O tempo urge

Quando o Senhor determinou que algumas das Virtudes Celestes viessem ao mundo, trazendo a Felicidade para as criaturas, a Fé acercou-se do Homem, ante das demais, e disse-lhe compassiva:

- O Poder Superior governa-nos o destino. Confia na Providencia do Pai Misericordioso e aprende a contemplar mais longe...

O Homem sorriu e replicou:

- O tempo urge. Viverei seguro na máquina de ganhar e guardar facilmente. Não aceito outras deliberações que não sejam minhas.

Veio a Humildade e pediu:

- Meu filho, não te vanglories do que possuis, porque Deus concede os recursos no momento preciso e retoma-os, quando julga oportuno. Sê simples para contentar a ti mesmo.

- O tempo urge – exclamou o Homem, sarcástico -, e se o minuto é meu, que me importa a eternidade? Gozarei o dia, segundo meus desejos. Não tenho necessidade de submeter-me para ser feliz.

Chegou a Bondade e suplicou:

- Ajuda no caminho para que outros te beneficiem. Nem todos os instantes pertencem à primavera. Sê compreensivo e generoso! O rico pede cooperação fraternal, a fim de que a fortuna o não encegueça; e o pobre reclama concurso, para que a escassez não o conduza ao desespero.

- O tempo urge – gritou o Homem – e não posso deter-me em ninharias. Quem dá, espalha; quem nega,  concentra. Minha defesa aparece em primeiro lugar.

Surgiu a Paz e implorou:

- Amigo, esquece o mal e glorifica o bem. Não entronizes a discórdia. Cede em favor dos necessitados. Não te detenhas no egoísmo voraz.

- O tempo urge – respondeu o Homem – se eu renunciar ao alheio interesse, que será de mim? Cedendo, perderei. Não guardo vocação para a derrota.

Em seguida, compareceu a Paciência e aconselhou:

- Age com calma. Não exijas serviçais em toda parte, porque a tarefa de outros é igualmente respeitável. Socorre os semelhantes, consciente das próprias necessidades espirituais.  Não esmagues as esperanças dos pequeninos e atende à justiça onde estiveres.

- O tempo urge – repetiu o Homem irônico – e as horas correm excessivamente apressadas para que me entregue a problemas de tolerância. Fixando direitos alheios, não perceberei os que me dizem respeito.

Logo após, abeirou-se dele a Compaixão, implorando:

- Irmão, apieda-ter dos fracos!...

O interpelado não lhe permitiu continuar.

- O tempo urge – bradou – e a questão dos pusilânimes não me atinge. Sou forte e nada possuo de comum com os inúteis e inábeis.

A Caridade apareceu e apelou:

- Meu amigo, perdoa e ajuda para que a tranqüilidade more contigo.
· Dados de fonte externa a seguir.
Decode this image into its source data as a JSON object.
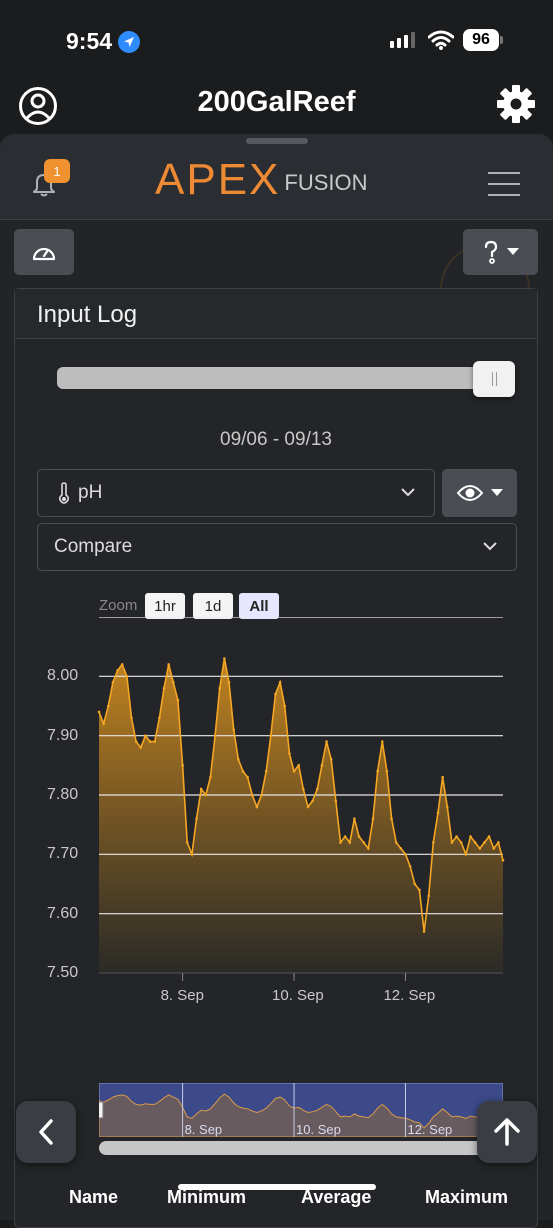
{
  "status_bar": {
    "time": "9:54",
    "battery": "96"
  },
  "header": {
    "title": "200GalReef"
  },
  "apex": {
    "brand": "APEX",
    "brand_suffix": "FUSION",
    "notification_count": "1",
    "accent": "#ee8a34"
  },
  "panel": {
    "title": "Input Log",
    "date_range": "09/06 - 09/13",
    "slider_value": 1.0,
    "input_select": {
      "icon": "thermometer-icon",
      "value": "pH"
    },
    "compare_select": {
      "placeholder": "Compare"
    },
    "zoom": {
      "label": "Zoom",
      "buttons": [
        "1hr",
        "1d",
        "All"
      ],
      "active": "All"
    },
    "stats_headers": [
      "Name",
      "Minimum",
      "Average",
      "Maximum"
    ]
  },
  "chart_data": {
    "type": "area",
    "series": [
      {
        "color": "#f5a623",
        "x": [
          "2023-09-06 12:00",
          "2023-09-06 14:00",
          "2023-09-06 16:00",
          "2023-09-06 18:00",
          "2023-09-06 20:00",
          "2023-09-06 22:00",
          "2023-09-07 00:00",
          "2023-09-07 02:00",
          "2023-09-07 04:00",
          "2023-09-07 06:00",
          "2023-09-07 08:00",
          "2023-09-07 10:00",
          "2023-09-07 12:00",
          "2023-09-07 14:00",
          "2023-09-07 16:00",
          "2023-09-07 18:00",
          "2023-09-07 20:00",
          "2023-09-07 22:00",
          "2023-09-08 00:00",
          "2023-09-08 02:00",
          "2023-09-08 04:00",
          "2023-09-08 06:00",
          "2023-09-08 08:00",
          "2023-09-08 10:00",
          "2023-09-08 12:00",
          "2023-09-08 14:00",
          "2023-09-08 16:00",
          "2023-09-08 18:00",
          "2023-09-08 20:00",
          "2023-09-08 22:00",
          "2023-09-09 00:00",
          "2023-09-09 02:00",
          "2023-09-09 04:00",
          "2023-09-09 06:00",
          "2023-09-09 08:00",
          "2023-09-09 10:00",
          "2023-09-09 12:00",
          "2023-09-09 14:00",
          "2023-09-09 16:00",
          "2023-09-09 18:00",
          "2023-09-09 20:00",
          "2023-09-09 22:00",
          "2023-09-10 00:00",
          "2023-09-10 02:00",
          "2023-09-10 04:00",
          "2023-09-10 06:00",
          "2023-09-10 08:00",
          "2023-09-10 10:00",
          "2023-09-10 12:00",
          "2023-09-10 14:00",
          "2023-09-10 16:00",
          "2023-09-10 18:00",
          "2023-09-10 20:00",
          "2023-09-10 22:00",
          "2023-09-11 00:00",
          "2023-09-11 02:00",
          "2023-09-11 04:00",
          "2023-09-11 06:00",
          "2023-09-11 08:00",
          "2023-09-11 10:00",
          "2023-09-11 12:00",
          "2023-09-11 14:00",
          "2023-09-11 16:00",
          "2023-09-11 18:00",
          "2023-09-11 20:00",
          "2023-09-11 22:00",
          "2023-09-12 00:00",
          "2023-09-12 02:00",
          "2023-09-12 04:00",
          "2023-09-12 06:00",
          "2023-09-12 08:00",
          "2023-09-12 10:00",
          "2023-09-12 12:00",
          "2023-09-12 14:00",
          "2023-09-12 16:00",
          "2023-09-12 18:00",
          "2023-09-12 20:00",
          "2023-09-12 22:00",
          "2023-09-13 00:00",
          "2023-09-13 02:00",
          "2023-09-13 04:00",
          "2023-09-13 06:00",
          "2023-09-13 08:00",
          "2023-09-13 10:00",
          "2023-09-13 12:00",
          "2023-09-13 14:00",
          "2023-09-13 16:00",
          "2023-09-13 18:00"
        ],
        "values": [
          7.94,
          7.92,
          7.95,
          7.99,
          8.01,
          8.02,
          8.0,
          7.93,
          7.89,
          7.88,
          7.9,
          7.89,
          7.89,
          7.93,
          7.98,
          8.02,
          7.99,
          7.96,
          7.85,
          7.72,
          7.7,
          7.76,
          7.81,
          7.8,
          7.83,
          7.9,
          7.98,
          8.03,
          7.99,
          7.91,
          7.86,
          7.84,
          7.83,
          7.8,
          7.78,
          7.8,
          7.84,
          7.9,
          7.97,
          7.99,
          7.95,
          7.87,
          7.84,
          7.85,
          7.81,
          7.78,
          7.79,
          7.81,
          7.85,
          7.89,
          7.86,
          7.79,
          7.72,
          7.73,
          7.72,
          7.76,
          7.73,
          7.72,
          7.71,
          7.76,
          7.84,
          7.89,
          7.84,
          7.76,
          7.72,
          7.71,
          7.7,
          7.68,
          7.65,
          7.64,
          7.57,
          7.63,
          7.72,
          7.77,
          7.83,
          7.78,
          7.72,
          7.73,
          7.72,
          7.7,
          7.73,
          7.72,
          7.71,
          7.72,
          7.73,
          7.71,
          7.72,
          7.69
        ]
      }
    ],
    "x_ticks": [
      "8. Sep",
      "10. Sep",
      "12. Sep"
    ],
    "y_ticks": [
      "7.50",
      "7.60",
      "7.70",
      "7.80",
      "7.90",
      "8.00"
    ],
    "ylim": [
      7.5,
      8.1
    ],
    "grid": true
  }
}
Tudo passa na carne. A eternidade reside em teu coração. Porque não te amoldares à lei do amor, a benefício da própria iluminação?

O Homem, porém,  redargüiu, entediado:

- O tempo urge! Deixem-me! Conheço o caminho e vencerei por mim. Quem perdoa, opera contra a dignidade pessoal e quem muito ampara desampara-se. 

Reconhecendo, todavia, o Senhor, que o Homem estragava o tempo e consumia a vida, inutilmente, sem qualquer consideração para com as Virtudes salvadoras, enviou-lhe alguns dos seus Poderes, de modo a chamá-lo a Juízo.

Aproximou-se inicialmente a Dor

Não lhe dou conselho algum.

Privou-o do equilíbrio orgânico e acamou-o.

O Homem modificou gesto e linguagem, suplicando:

- Quem me acode? Compadeçam-se de mim!...

Mas a Dor respondeu apenas:

- O tempo urge.

Logo após, veio a Verdade e apodreceu-lhe o corpo.

O Homem rogou:

- Piedade! Piedade! Salvem-me!...

A Verdade, contudo, limitou-se a dizer:

 - O tempo urge.

Em seguida, veio a Morte.

O Homem reconheceu-a, apavorado, e pôs-se a gritar:

- Livrem-me do fim! Não posso partir!... Não estou preparado!... Socorro!... Socorro!...

A Morte, no entanto, repetiu:

- O tempo urge.

E arrebatou-lhe a alma.

                              

(O texto é de o Reformador/FEB, do mês de agosto de 1948).